Why have I taken that approach, though? Well, six years ago I sold off all of my hard techno records, including all of my Hydraulix collection, and I didn’t think that it really made sense to re-buy some of those tunes on vinyl just for the sake of this mix, especially considering that I otherwise already own about 70 records that Mr. Cullen played some role in making. I suppose I could have bought some digital copies from 909London and burnt them to cd, but I have plenty of his music, so I thought why bother? Hydraulix is a great label, though! Well worth exploring.

Squat Party - Kennington 1998

So if I didn’t use any of his releases from his own Hydraulix techno label, then what did I use?

This mix mostly focuses on Henry’s acid techno releases, with some techno sprinkled through to break up the 303 mayhem. I guess I would need to double-check, but pretty much everything on this mix is from the 1990’s, when these sounds were rocking the London squat party scene. As you can see I’ve used a constellation of different artist names on this mix, and they are a mix of aliases for solo releases and collaborations.

Here’s a list of the different acts involved:

  • Solo releases: D.A.V.E. The Drummer, Star Power
  • Thera/Dynamo City: D.A.V.E. & Chris Liberator
  • Vibe Bar Rejects: D.A.V.E. & Steve Smitten
  • Kektex/Henri Lorenz: D.A.V.E. & Lawrie Immersion
  • Time Stretch Armstrong: D.A.V.E. & Geezer
  • S.H.L.A.G.: D.A.V.E. & DDR
  • Weathermen: D.A.V.E. & Julian Liberator

Squat Party - King's Cross 1999

I’ve tried to chop things up nicely throughout the mix, with some techno bits to break up the 303 madness, and obscurities to balance the anthems.
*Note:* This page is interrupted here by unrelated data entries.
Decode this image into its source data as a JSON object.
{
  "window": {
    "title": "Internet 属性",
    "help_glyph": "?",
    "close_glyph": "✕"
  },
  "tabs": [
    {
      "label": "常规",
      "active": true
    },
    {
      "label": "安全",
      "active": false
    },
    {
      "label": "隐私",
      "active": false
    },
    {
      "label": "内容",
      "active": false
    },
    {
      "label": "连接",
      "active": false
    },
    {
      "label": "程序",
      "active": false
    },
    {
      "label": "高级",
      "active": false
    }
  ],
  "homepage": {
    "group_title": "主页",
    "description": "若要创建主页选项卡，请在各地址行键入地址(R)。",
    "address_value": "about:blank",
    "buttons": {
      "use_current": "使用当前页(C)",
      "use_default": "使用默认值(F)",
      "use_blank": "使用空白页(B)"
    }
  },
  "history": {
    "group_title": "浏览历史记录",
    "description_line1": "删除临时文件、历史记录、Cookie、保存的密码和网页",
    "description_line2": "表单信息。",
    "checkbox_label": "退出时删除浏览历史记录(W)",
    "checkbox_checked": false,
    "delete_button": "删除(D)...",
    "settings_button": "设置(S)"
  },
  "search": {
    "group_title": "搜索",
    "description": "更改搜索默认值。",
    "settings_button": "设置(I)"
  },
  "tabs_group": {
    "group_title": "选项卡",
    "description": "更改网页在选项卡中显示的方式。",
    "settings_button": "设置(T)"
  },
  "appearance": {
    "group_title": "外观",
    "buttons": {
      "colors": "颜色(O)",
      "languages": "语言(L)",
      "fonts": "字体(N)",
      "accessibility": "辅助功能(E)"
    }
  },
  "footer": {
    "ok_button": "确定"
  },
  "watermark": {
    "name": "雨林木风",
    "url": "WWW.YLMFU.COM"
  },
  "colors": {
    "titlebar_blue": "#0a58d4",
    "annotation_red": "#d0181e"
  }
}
It’s good fun stuff, and exactly the kind of music that used to rock the London squat party scene back when I was, well, younger and thinner than today. I’ve also tried to use my own style of mixing throughout, with plenty of cuts, and quick mixes interspersed with long fades, plus sudden dramatic switches and so on. As you know, I’m not really a fan of the “wait five minutes and do a quick segue” style of mixing, especially with techno, so in that sense I think the mixing featured in this mix is very much in line with the style of the man himself.

Free music for free people!

Squat Party - Tottenham Mill Mead Road 2001

As a little bonus, here’s a quote from an interview with D.A.V.E.:

What were the best things about being at a key player in the 90s when acid techno was at it’s peak?
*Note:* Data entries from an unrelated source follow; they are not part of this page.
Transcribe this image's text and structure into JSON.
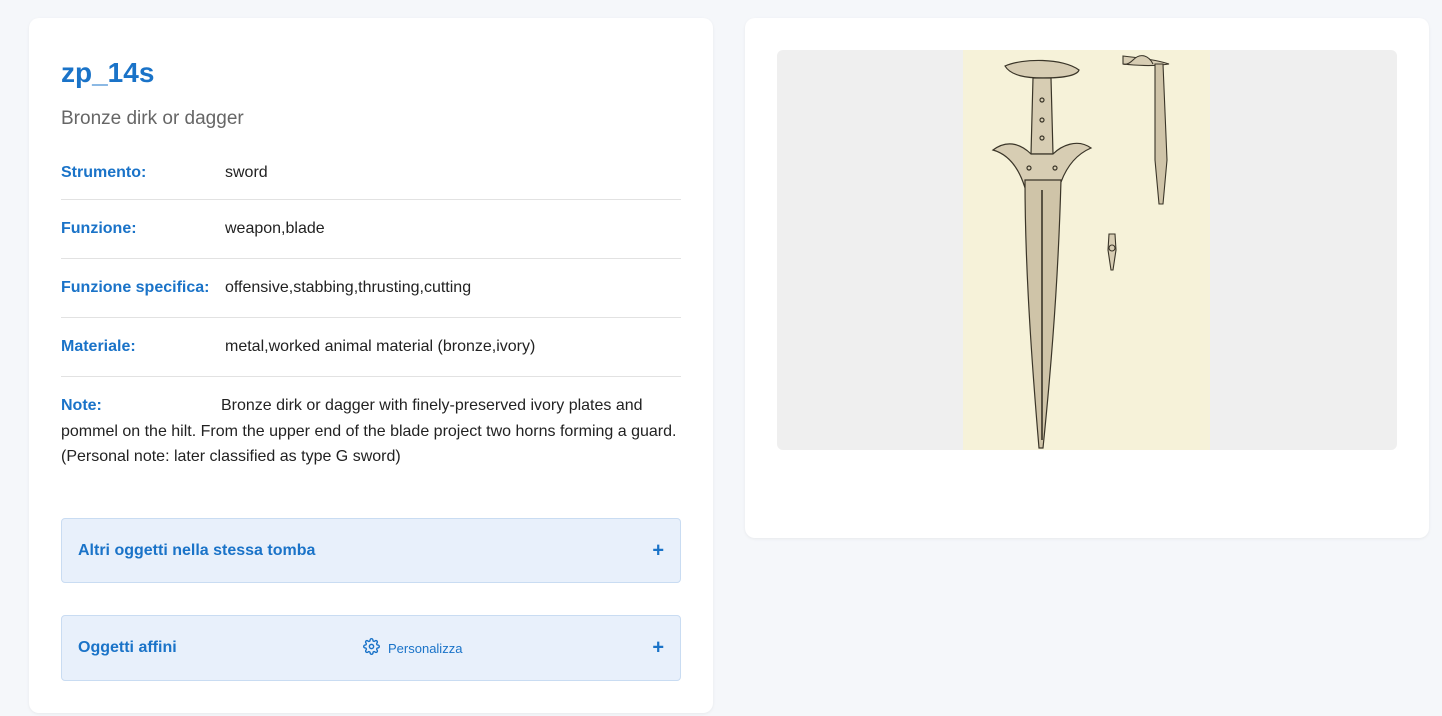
{
  "item": {
    "title": "zp_14s",
    "subtitle": "Bronze dirk or dagger"
  },
  "fields": [
    {
      "label": "Strumento:",
      "value": "sword"
    },
    {
      "label": "Funzione:",
      "value": "weapon,blade"
    },
    {
      "label": "Funzione specifica:",
      "value": "offensive,stabbing,thrusting,cutting"
    },
    {
      "label": "Materiale:",
      "value": "metal,worked animal material (bronze,ivory)"
    }
  ],
  "note": {
    "label": "Note:",
    "text": "Bronze dirk or dagger with finely-preserved ivory plates and pommel on the hilt. From the upper end of the blade project two horns forming a guard. (Personal note: later classified as type G sword)"
  },
  "accordions": {
    "same_tomb": {
      "title": "Altri oggetti nella stessa tomba",
      "toggle": "+"
    },
    "related": {
      "title": "Oggetti affini",
      "customize_label": "Personalizza",
      "toggle": "+"
    }
  },
  "image": {
    "description_icon": "dagger-illustration",
    "colors": {
      "plate": "#f6f2d9",
      "frame": "#efefef",
      "accent": "#1a73c8"
    }
  }
}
It was a crazy time, we went mad at the weekends for days and tried to stay sane during the weeks, I made a lot of music, had some hard times and some super long parties, went abroad, played a lot and loved every minute of it, yeah it was good, not quite superstardom, thank god, but it was fun to have people totally loving what I was doing for a while.

How much has the scene evolved and changed since you first joined the circuit 15 years ago?

I’ve watched things come and go from the hippy traveling scene through the squats and then the raves, it has mutated in many different ways, people have grow up, had kids, changed direction and younger faces have come in with new ideas, and things have moved on. The world is a very different place to how it was 15 years ago. Essentially the idea is still the same, but the music and the lifestyle has changed in many ways, mostly because of the laws that govern things like squatting and illegal parties, which have pushed certain things further underground. The resurgence of punk and the live band scene has been good.